Jelita merasa seperti semua beban yang ia bawa dipundaknya sedikit demi sedikit berkurang. Remehan dari saudaranya yang menentang keinginan Jelita untuk sekolah sebentar lagi akan Jelita berikan bukti, bahwa ia mampu menyelesaikannya. Sebentar lagi ia akan mendapatkan gelar lulus SMA. Mungkin bagi sebagian orang hal ini adalah hal lumrah tetapi tidak bagi Jelita.

Sebagai seorang anak perempuan, Jelita sudah di cekoki dengan aturan yang membuatnya merasa bahwa sekolah bagi seorang perempuan itu tidaklah penting. Karena nantinya ia hanya akan bekerja sebagai ibu rumah tangga sama seperti kedua kakaknya. Tetapi entah mengapa, keinginannya untuk tetap semangat sekolah mengalahkan rasa takutnya ketika ia harus berada di Jakarta seorang diri.

"Jelitaaaaaaaa!" Suara cempreng memanggilnya. Anye terlihat sedang berlari ke arahnya dengan penuh semangat. Ia berlari dari kelas sebelah karena memang lokasi ujian mereka berbeda.

"Sstt, suaramu, Nye."

"Merdu kan? Udah kaya suara princess Syahroni."

"Terserah kamu lah, by the way selamat buat kita. Akhirnya kita sudah menyelesaikan perjuangan, tinggal bagaimana nanti kita tunggu hasilnya."

"Iyaa, semoga semua murid lulus ya, Ta."

"Aamiin."

"Terima kasih karena lo udah bantuin gue belajar," ucap Anye tulus. Karena tanpa Jelita ia yakin bahwa ia tidak akan sanggup untuk belajar sendirian dengan guru les yang sangat membosankan.

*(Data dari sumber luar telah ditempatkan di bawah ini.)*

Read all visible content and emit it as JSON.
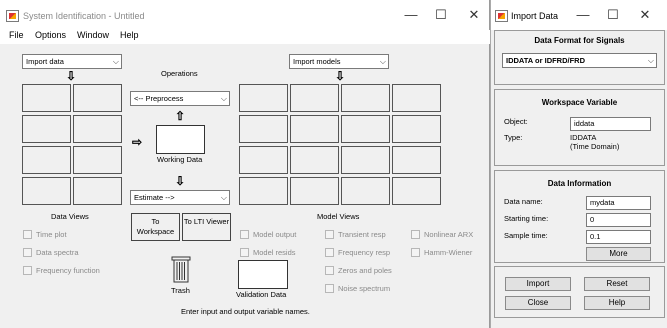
{
  "main_window": {
    "title": "System Identification - Untitled",
    "menu": [
      "File",
      "Options",
      "Window",
      "Help"
    ],
    "import_data_combo": "Import data",
    "import_models_combo": "Import models",
    "operations_label": "Operations",
    "preprocess_combo": "<-- Preprocess",
    "working_data_label": "Working Data",
    "estimate_combo": "Estimate -->",
    "data_views_label": "Data Views",
    "to_workspace_label": "To Workspace",
    "to_lti_viewer_label": "To LTI Viewer",
    "model_views_label": "Model Views",
    "trash_label": "Trash",
    "validation_data_label": "Validation Data",
    "status_text": "Enter input and output variable names.",
    "data_view_checkboxes": [
      "Time plot",
      "Data spectra",
      "Frequency function"
    ],
    "model_view_checkboxes": {
      "col1": [
        "Model output",
        "Model resids"
      ],
      "col2": [
        "Transient resp",
        "Frequency resp",
        "Zeros and poles",
        "Noise spectrum"
      ],
      "col3": [
        "Nonlinear ARX",
        "Hamm-Wiener"
      ]
    }
  },
  "import_dialog": {
    "title": "Import Data",
    "format_panel_title": "Data Format for Signals",
    "format_value": "IDDATA or IDFRD/FRD",
    "workspace_panel_title": "Workspace Variable",
    "object_label": "Object:",
    "object_value": "iddata",
    "type_label": "Type:",
    "type_value_line1": "IDDATA",
    "type_value_line2": "(Time Domain)",
    "info_panel_title": "Data Information",
    "data_name_label": "Data name:",
    "data_name_value": "mydata",
    "starting_time_label": "Starting time:",
    "starting_time_value": "0",
    "sample_time_label": "Sample time:",
    "sample_time_value": "0.1",
    "more_button": "More",
    "import_button": "Import",
    "reset_button": "Reset",
    "close_button": "Close",
    "help_button": "Help"
  }
}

"Terima kasih karena sudah memberikan tumpangan ke aku tempat yang nyaman dan fasilitas yang memadai untuk belajar di rumahmu. Terima kasih sudah mau menjadi sahabatku, Nye."

"Emmm, Jelita. Gue jadi terharu."

Mereka berdua berpelukan dengan erat ditengah kerumunan murid-murid yang sama seperti mereka yaitu sedang merayakan berakhirnya pertempuran. Mereka bersama-sama merasakan kelegaan karena telah menyelesaikan pertempuran melawan rumus-rumus dan hafalan-hafalan yang membuat mereka harus bergadang hingga tengah malam. Bersyukurlah mereka sudah melalui minggu-minggu berat ini.

"Selamat buat lo Jelita. Akhirnya lo akan segera menyelesaikan keinginan lo untuk tetap sekolah hingga lulus SMA."

"Terima kasih, tetapi belum ada pengumuman kelulusan."

"Ya nggak apa-apa, pasti lulus lah. Gue yang tahu gimana perjuangan lo buat belajar."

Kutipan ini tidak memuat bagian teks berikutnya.